If all goes to plan, Doctor Punk will be released as a download
on 28th October via Soitainly Records, and on vinyl by Randale
Records about a month later... watch this space for more DMG news
early in 2014.
Incidentally this blog is still officially CLOSED. We’re just
popping in whenever we can...
Oct 5. Our pal Nell the Unobtainable bumped into Lars Ulrich
of Metallica yesterday. His first words were: “Hey! How’s Gal?
Is he still editor of The Sun?” (Newsflash: Gal was never editor
of The Sun and actually stopped writing about TV for the tabloid
twelve years ago, but hey, Oi The Sun is a nice idea). “I knew
him up at Sounds, along with Alan Lewis and Geoff Barton,” Lars
added. “A great bunch of guys.” Nellie who likes to bang her head
a bit reports that the new Metallica film Through The Never is
“kin’ awesome”.
Mick Jones of The Clash this week revealed that he was writing
new songs with Joe Strummer shortly before Joe’s death. Mick told
BBC 6Music that the songs were written “a batch at a time” and
were due to be recorded by by Strummer's band The Mescaleros.
Mick also suggested that they might have recorded a new Clash
album if Joe hadn’t sadly pegged it in 2002.
Slash has turned movie producer and his first horror film, Nothing
Left To Fear was released in the States yesterday. He also wrote
the score. Slash told Rolling Stone mag: "Everything about doing
this is exciting to me... I've had a passion for movies, and especially
horror movies, for as long as I can remember. So to have the opportunity
to be able to produce horror movies is great, and to be hands-on
behind the scenes and getting to finally be involved where you
can influence the outcome of what the picture is gonna be and
what it's gonna look like is very exciting.” He went on: "I'm
hunting down the next story" and added that he wants to work with
director Sam Raimi on his next film. Could that be Curry On Up
The Gonads? Industry insider Isaac Cox tells us: “Slash wants
something truly terrifying but also sexy and rock ’n’ roll. The
Gonads movie could very easily fit the bill... if between now
and the start of filming every writer in Hollywood has a full
frontal lobotomy.”
Random news: Me First & The Gimme Gimmes tour Europe next February...

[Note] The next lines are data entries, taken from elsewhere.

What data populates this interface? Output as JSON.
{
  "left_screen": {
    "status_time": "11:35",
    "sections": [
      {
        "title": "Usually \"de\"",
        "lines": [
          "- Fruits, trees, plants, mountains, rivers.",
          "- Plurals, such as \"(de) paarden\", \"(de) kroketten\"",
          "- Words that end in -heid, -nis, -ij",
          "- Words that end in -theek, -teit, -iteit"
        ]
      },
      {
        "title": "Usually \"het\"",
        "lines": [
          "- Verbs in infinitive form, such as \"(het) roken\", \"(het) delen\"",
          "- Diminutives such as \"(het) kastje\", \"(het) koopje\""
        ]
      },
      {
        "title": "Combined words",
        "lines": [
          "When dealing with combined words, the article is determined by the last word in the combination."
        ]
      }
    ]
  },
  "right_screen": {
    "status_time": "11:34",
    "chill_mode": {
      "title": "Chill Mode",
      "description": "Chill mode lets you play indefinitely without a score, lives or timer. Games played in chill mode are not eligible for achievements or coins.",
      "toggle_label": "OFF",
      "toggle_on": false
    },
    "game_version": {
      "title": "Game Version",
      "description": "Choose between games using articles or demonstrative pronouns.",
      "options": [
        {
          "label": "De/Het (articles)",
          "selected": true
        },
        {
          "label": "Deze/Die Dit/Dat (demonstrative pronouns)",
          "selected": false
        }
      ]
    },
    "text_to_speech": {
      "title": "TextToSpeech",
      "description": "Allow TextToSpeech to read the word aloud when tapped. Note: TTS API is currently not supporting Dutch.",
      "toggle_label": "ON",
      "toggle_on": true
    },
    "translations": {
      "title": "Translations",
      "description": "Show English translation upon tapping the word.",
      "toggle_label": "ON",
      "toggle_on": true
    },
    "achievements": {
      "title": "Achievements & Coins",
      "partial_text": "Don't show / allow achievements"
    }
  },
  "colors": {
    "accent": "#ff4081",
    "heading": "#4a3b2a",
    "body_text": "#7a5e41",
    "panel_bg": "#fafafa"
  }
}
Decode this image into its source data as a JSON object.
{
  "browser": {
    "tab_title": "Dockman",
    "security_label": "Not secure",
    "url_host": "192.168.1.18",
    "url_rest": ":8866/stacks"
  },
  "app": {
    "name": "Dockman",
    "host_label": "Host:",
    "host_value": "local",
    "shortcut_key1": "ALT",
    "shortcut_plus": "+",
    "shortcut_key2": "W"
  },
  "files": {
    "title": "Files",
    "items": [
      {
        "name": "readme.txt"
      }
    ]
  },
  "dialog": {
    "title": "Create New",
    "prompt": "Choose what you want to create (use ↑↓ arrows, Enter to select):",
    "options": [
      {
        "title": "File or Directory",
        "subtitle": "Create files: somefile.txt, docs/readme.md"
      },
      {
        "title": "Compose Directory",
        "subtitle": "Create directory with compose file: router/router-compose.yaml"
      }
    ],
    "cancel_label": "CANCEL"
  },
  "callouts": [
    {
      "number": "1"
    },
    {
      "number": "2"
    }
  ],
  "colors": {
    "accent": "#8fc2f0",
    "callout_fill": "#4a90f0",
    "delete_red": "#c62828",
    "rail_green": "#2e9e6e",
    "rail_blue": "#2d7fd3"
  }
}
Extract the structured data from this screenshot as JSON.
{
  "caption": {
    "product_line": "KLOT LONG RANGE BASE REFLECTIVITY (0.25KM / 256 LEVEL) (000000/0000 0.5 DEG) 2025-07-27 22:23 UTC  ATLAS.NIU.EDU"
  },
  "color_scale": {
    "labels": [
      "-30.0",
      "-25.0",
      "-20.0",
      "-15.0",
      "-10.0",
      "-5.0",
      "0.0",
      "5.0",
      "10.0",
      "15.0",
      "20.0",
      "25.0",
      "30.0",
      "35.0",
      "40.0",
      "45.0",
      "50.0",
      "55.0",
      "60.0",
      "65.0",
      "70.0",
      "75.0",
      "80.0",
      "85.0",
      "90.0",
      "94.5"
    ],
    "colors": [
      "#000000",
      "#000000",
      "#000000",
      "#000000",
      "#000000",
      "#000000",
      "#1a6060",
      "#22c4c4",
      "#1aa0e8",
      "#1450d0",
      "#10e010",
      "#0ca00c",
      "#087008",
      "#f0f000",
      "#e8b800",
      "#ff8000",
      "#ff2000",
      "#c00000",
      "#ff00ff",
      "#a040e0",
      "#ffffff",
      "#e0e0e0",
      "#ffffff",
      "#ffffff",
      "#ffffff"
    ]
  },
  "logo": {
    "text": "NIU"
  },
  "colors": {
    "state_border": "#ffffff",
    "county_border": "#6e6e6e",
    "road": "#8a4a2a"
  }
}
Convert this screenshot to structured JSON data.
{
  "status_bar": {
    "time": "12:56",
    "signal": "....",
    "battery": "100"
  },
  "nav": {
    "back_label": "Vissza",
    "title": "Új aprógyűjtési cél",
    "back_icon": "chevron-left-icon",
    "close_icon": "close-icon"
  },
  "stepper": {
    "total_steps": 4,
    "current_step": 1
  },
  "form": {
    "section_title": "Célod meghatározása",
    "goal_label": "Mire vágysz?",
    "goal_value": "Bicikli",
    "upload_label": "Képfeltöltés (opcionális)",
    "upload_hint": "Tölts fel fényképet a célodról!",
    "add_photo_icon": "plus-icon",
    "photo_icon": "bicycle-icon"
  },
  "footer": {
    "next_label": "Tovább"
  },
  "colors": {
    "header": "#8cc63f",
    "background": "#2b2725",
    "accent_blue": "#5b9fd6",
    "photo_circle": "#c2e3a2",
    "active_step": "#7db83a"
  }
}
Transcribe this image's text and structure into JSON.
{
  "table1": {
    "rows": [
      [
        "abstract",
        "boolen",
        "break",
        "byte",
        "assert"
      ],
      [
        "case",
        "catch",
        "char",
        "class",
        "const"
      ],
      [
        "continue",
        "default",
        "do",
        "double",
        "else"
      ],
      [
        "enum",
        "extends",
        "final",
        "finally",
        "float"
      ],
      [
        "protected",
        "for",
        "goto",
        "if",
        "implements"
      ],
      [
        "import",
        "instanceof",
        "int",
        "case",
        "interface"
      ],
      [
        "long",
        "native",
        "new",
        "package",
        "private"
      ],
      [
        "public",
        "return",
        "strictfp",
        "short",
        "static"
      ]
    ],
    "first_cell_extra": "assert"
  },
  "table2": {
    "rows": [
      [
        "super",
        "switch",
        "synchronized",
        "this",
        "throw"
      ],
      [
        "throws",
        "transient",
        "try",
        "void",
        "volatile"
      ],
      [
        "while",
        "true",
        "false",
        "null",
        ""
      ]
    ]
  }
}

the first two Bouncing Souls albums have been remastered and re-released
on vinyl by Chunksaah Records... Our mates the Moonstompers play
the Cricketers, Chessington on 9th November... Teenage Bottlerocket
release new single ‘American Deutsch Bag’ next month...
Here’s a pic of Dublin’s own Tracey Oi-Town and Gal with Oi
The Candle at the Rebellion. We don’t know exactly what they were
doing with it, but we’re definitely carrying a torch for her!